Janice H | Family Member |

If you’ve ever read a fairy tale with a genie in it, then you’re familiar with these words: “Your wish is my command.” Then the benevolent genie grants the character three magical wishes and “poof!” Miracles happen! When we were all children, we believed in genies. We thought wishes came true just by closing our eyes tightly and asking for them. As adults facing cancer, we know this is just make believe, but we often hold on to wishes anyway. It’s human nature to need something to help us cope with cancer, so why not wishes? My three wishes regarding cancer are: 1) It’s just a simple word with a harmless definition, 2) no one has to suffer pain with it and 3) a cure is found.

I was born in the month of June. Astrologically, that makes me a Cancer. Wouldn’t it be wonderful if, when you heard the word “cancer”, my astrological sign was the only thing that popped into your head and not a horrible disease? On August 10, 1994, when my doctor told me that I had “cancer”, the last thing on my mind was my horoscope! I was diagnosed with breast cancer at the age of 44. I know what it’s like to hear the words, “It’s malignant”. I know what it’s like to think I’ve just heard my death knoll. I know what it’s like to wish this had never happened to me.

But though I wished this disease had never come knocking at my door, it did. So, being an optimist, I wished for strength to get me through the difficult decision to have a mastectomy. I then wished that no lymph nodes were affected, so I wouldn’t need chemo or radiation. Lastly, I wished that after my reconstruction I would feel like a whole woman again.

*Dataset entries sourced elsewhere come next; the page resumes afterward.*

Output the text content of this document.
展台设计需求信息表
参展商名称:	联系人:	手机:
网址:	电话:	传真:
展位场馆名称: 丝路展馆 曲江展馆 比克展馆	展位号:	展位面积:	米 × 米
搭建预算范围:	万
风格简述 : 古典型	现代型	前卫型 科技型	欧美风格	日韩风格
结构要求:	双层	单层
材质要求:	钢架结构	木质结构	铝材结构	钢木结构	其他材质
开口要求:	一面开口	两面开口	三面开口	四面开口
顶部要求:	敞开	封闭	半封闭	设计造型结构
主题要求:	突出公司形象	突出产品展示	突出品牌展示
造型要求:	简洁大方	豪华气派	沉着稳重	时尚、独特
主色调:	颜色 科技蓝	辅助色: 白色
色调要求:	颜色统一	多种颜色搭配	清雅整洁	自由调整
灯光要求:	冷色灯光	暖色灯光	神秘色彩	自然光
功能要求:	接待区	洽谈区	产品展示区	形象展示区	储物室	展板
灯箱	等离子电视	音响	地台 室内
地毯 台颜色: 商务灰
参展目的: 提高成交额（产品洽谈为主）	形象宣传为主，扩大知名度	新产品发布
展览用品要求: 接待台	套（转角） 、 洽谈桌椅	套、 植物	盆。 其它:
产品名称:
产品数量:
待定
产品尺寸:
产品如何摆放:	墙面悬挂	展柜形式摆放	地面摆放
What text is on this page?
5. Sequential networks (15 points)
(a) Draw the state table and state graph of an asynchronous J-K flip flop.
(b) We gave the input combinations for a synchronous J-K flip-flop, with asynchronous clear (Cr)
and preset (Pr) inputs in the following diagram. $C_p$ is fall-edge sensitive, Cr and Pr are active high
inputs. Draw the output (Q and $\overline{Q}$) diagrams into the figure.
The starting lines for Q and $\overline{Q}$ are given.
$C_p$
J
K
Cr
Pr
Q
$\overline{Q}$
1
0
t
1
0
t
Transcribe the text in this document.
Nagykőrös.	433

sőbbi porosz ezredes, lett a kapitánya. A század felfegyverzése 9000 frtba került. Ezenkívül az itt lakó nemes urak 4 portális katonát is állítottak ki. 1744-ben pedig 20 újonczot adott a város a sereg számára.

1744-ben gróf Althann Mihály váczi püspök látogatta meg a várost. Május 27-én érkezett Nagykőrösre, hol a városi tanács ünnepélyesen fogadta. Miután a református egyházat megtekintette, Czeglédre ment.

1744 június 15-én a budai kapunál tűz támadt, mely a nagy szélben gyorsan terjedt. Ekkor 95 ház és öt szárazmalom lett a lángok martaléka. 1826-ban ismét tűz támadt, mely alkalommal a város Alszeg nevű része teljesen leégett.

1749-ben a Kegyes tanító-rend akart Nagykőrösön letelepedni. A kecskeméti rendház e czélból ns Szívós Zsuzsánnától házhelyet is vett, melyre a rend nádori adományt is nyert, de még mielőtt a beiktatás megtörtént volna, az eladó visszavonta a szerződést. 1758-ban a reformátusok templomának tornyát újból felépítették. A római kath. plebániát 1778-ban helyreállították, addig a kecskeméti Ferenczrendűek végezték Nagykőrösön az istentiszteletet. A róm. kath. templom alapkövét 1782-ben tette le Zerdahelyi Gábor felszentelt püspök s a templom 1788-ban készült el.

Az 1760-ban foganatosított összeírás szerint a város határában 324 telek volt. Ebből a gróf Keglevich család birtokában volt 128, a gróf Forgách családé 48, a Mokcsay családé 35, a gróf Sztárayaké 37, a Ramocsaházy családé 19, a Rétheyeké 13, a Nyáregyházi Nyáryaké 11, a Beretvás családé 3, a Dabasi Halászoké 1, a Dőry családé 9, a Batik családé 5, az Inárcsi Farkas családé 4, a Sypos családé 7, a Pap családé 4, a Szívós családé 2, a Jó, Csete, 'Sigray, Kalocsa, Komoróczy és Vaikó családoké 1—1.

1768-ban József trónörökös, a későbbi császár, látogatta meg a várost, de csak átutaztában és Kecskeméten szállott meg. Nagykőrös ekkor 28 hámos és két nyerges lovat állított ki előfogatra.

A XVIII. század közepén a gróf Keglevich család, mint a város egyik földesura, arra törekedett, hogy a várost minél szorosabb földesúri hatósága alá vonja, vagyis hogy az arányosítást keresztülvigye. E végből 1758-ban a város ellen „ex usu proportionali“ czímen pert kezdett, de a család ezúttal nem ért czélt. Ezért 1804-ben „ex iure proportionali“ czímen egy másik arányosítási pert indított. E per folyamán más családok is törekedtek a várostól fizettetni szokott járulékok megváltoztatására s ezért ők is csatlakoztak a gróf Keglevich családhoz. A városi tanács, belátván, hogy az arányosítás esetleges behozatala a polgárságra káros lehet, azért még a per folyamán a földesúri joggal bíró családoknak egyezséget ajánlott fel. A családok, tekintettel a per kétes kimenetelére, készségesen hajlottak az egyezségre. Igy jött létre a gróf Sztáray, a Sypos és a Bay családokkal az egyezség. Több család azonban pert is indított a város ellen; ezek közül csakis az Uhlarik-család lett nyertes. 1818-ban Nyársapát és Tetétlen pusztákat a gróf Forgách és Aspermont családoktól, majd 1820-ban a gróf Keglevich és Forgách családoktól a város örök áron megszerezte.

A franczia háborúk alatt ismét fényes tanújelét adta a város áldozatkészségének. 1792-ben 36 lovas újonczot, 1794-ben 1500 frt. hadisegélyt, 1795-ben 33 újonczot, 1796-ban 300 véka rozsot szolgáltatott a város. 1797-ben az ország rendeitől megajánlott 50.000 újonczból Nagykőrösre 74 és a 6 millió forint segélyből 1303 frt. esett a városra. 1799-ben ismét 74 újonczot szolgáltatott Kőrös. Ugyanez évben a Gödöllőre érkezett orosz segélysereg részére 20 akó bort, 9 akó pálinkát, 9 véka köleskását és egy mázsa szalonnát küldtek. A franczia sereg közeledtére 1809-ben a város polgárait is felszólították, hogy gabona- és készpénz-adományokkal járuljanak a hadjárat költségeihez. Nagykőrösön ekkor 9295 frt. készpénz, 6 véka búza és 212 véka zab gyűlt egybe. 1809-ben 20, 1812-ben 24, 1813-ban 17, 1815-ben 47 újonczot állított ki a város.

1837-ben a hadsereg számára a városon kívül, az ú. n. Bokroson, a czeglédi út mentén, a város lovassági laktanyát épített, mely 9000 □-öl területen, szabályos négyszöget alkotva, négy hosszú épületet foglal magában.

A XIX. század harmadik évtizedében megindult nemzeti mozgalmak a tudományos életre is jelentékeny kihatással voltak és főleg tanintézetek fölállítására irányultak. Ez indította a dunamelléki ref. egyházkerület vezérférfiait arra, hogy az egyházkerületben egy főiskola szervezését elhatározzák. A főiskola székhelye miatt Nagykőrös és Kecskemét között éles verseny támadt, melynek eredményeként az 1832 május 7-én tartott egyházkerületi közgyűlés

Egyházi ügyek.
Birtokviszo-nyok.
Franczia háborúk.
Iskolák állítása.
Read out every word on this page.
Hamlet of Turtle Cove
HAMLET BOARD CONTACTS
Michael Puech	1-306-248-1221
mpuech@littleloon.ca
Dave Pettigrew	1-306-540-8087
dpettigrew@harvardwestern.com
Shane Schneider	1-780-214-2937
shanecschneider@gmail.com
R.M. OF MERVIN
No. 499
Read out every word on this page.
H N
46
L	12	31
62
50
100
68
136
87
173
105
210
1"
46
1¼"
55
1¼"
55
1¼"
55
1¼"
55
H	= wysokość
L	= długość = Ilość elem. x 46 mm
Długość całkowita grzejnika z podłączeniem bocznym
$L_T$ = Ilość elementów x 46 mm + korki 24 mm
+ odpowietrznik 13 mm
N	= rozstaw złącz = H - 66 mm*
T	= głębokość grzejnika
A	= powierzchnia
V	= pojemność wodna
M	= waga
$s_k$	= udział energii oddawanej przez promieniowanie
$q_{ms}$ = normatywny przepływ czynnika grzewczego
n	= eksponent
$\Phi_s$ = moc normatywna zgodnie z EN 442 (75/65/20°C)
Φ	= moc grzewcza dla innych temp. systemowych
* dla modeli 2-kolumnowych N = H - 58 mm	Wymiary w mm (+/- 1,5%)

Did my wishes become a reality for me? Almost twenty years later, I’m happy to say that two of my three wishes did. I look up the word cancer every day now…but just to read my daily horoscope. Luckily, none of my lymph nodes were compromised, so I did not have to endure chemo or radiation. In my case, my wish for no suffering was realized. Reconstruction helped me feel like a woman again. And while no cure for this invasive disease has been discovered yet, I continue to donate each year to the American Cancer Society, so that my last wish can come true for my children and grandchildren and generations to come.

Does wishing make cancer go away? Of course not. Does it help those affected cope better? Sometimes. It did for me. It might for you.

Comments

  1. My wishes were these: I wish I wasn’t going to put my loved ones through this. I wish there weren’t so many people in this waiting room being treated for cancer. I wish my health care providers didn’t have to deal with so much pain. And since my treatment officially ended (though why being on daily medication for years doesn’t count as treatment, don’t ask me): I wish there was more known about what causes cancer in the first place. And I wish I didn’t have to take medications with so many bad side effects.

    Linda | | 3:25pm

  2. My wish in relation to cancer a cure for all kinds. My wish for anyone facing cancer that you have the love and support that you need. That you have a least one person that doesn’t make you explain or justify how you feel or how you deal with the diagnosis. That you have unconditional acceptance. Someone who helps you have that sense of peace at a crazy time by just listening and not judging. A wish that your doctor talks to you as one person to another helps you understand what you need to know and feel empowered to make the right decisions for yourself. A wish to appreciate your new perspective gained by being diagnosed and going through surgery and treatment. A wish to move forward making the most of every precious second you have.